Afterwards, the students break into small groups to analyze documents and questionnaires from the public health administration about the history of forced sterilization and its consequences in the "destruction of life unworthy of life." Excerpts from Binding/Hoche 1920, Hitler's authorization for killing the "incurably" ill as of September 1, 1939, as well as overhead projections about the elements of Nazi ideology, are used [see Documents]. The focus is on precise determination of the role of medical personnel. Various documentary film-clips [see Reference: Bibliography] are analyzed to deepen visual and emotional understanding. At the end of the first day, a blank questionnaire about human genetics from the popular weekly magazine "Der Stern" (no. 39, 1996) is introduced in order to show the connection with the current discussion of "assisted suicide" [see Documents]. These questions allow a self-test to
see whether medical personnel as a group differ from the general populace in their valuations of human life. Usually this test shows that nurses are not significantly different from the majority of the population, although one would expect greater sensibility to ethics. As it had at the start of the seminar day, when "death" was discussed, it again became clear that public norms and values have a greater influence on professional behavior than do individual socialization factors.

The Second Day

The second day emphasizes the history of the professional group. Documents about the Gleichschaltung [synchronization] and indoctrination of nursing professionals, Nazi propaganda materials (overhead projections), and parts of the permanent exhibition at the House of the Wannsee Conference are used to illustrate the specifics of Nazi ideology and values [see Documents]. Concern for the Volkskörper [racial community] had precedence over the needs of individual patients. The economics of health care - that is, not spending money on "useless lives" - was "serving the nation's health." The cost-utilization argument, which among other things was a factor in Nazi genocide, is discussed in connection with the current debate over the ideas of the contemporary Australian philosopher Peter Singer and the escalating austerity in health care spending.

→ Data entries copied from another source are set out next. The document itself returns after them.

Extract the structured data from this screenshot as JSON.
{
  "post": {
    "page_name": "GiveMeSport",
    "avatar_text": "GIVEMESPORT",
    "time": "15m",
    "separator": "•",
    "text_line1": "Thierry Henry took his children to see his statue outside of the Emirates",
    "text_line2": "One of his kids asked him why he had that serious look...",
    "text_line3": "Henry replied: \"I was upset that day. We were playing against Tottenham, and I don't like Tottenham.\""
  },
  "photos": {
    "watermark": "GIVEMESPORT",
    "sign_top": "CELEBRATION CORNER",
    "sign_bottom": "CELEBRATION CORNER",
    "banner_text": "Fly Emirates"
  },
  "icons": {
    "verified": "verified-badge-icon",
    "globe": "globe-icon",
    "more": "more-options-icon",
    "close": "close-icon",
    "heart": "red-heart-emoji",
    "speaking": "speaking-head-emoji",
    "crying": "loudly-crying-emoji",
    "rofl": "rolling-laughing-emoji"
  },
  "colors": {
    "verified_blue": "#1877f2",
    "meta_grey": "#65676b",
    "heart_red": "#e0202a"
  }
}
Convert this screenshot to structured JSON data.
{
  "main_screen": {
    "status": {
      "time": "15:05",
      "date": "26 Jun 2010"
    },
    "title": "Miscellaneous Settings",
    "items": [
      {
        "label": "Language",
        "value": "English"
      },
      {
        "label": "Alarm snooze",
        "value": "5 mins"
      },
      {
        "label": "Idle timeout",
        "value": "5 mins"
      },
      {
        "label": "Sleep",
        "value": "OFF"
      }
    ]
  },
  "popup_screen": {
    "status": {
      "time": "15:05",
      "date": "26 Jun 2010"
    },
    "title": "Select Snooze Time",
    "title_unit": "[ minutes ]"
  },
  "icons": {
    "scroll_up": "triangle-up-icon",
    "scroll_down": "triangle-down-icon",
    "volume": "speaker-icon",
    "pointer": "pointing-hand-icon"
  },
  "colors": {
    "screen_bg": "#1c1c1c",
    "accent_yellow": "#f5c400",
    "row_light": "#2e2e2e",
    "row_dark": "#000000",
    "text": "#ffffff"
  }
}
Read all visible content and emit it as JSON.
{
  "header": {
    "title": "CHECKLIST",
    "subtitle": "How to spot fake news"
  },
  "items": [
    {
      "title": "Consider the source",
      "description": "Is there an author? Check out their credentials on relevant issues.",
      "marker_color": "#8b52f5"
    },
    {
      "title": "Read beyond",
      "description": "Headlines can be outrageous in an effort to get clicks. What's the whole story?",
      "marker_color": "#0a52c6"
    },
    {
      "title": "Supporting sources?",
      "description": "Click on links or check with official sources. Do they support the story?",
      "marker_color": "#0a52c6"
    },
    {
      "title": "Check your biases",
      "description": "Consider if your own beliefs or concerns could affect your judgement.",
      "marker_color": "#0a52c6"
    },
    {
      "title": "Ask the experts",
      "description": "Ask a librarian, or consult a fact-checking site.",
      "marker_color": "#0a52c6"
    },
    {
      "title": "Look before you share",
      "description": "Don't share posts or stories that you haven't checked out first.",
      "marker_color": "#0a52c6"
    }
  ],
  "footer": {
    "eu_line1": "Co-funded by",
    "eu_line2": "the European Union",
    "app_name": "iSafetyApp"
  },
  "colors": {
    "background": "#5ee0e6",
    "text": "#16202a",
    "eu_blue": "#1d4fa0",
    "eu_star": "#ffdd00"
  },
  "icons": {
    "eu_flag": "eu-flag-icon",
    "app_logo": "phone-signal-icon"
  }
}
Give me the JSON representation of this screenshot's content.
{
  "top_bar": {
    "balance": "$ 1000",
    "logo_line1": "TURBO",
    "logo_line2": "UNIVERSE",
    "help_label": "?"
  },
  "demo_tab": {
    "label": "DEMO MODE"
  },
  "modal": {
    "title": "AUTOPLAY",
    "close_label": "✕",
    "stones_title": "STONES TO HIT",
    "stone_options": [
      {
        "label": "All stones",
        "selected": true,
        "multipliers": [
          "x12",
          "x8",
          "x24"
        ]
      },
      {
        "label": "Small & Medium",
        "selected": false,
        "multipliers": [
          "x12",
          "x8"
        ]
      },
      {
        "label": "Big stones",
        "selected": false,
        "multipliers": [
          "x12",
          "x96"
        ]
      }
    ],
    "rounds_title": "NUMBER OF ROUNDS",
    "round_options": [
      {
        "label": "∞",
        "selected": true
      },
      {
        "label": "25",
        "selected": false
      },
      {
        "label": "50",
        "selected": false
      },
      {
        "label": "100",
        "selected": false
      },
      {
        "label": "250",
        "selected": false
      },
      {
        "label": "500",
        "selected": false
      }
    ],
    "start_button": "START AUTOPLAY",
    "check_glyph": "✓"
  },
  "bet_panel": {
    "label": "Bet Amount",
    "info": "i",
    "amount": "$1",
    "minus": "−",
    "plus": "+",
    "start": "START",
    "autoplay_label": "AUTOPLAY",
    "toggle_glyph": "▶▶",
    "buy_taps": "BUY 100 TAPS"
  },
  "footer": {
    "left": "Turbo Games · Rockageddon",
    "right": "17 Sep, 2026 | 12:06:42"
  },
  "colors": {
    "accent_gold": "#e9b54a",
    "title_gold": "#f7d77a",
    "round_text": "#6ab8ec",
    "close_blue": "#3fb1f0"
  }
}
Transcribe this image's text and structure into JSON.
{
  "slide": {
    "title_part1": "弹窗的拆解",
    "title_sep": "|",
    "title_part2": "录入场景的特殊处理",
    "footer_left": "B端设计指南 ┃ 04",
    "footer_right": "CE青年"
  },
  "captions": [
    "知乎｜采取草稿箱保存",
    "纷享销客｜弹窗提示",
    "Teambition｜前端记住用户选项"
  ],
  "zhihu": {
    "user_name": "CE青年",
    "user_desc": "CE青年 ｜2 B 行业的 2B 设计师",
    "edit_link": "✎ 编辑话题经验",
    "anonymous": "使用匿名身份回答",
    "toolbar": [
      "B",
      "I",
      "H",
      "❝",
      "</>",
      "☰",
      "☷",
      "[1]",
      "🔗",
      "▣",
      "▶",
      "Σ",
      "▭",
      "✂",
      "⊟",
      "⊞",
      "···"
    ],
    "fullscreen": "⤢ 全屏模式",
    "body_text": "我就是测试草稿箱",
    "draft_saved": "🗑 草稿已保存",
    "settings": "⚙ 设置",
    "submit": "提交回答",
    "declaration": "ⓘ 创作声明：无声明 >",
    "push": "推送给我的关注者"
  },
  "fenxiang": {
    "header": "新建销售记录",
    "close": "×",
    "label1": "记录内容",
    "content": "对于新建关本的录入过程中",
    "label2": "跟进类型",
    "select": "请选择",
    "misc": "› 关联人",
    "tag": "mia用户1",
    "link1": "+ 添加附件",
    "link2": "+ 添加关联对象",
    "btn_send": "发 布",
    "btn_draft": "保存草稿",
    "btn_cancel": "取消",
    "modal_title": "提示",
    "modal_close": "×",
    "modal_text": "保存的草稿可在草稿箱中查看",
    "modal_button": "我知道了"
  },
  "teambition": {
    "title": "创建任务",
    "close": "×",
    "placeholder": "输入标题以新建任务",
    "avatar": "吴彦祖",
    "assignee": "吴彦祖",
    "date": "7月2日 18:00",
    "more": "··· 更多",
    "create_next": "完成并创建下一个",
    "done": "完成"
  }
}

Finally, a mock trial is staged based on material from the trials of perpetrators in the "euthanasia" killings. The participants are asked to confront various aspects of individual responsibility, portraying the deeds from the different points of view of defendants, prosecutors, judges, and defense attorneys. The seminar ends with an open discussion evaluating the two days of study. A majority of participants in this discussion were interested in getting additional information and felt that their own professional development required increased consciousness about the historical and political dimensions of the subject.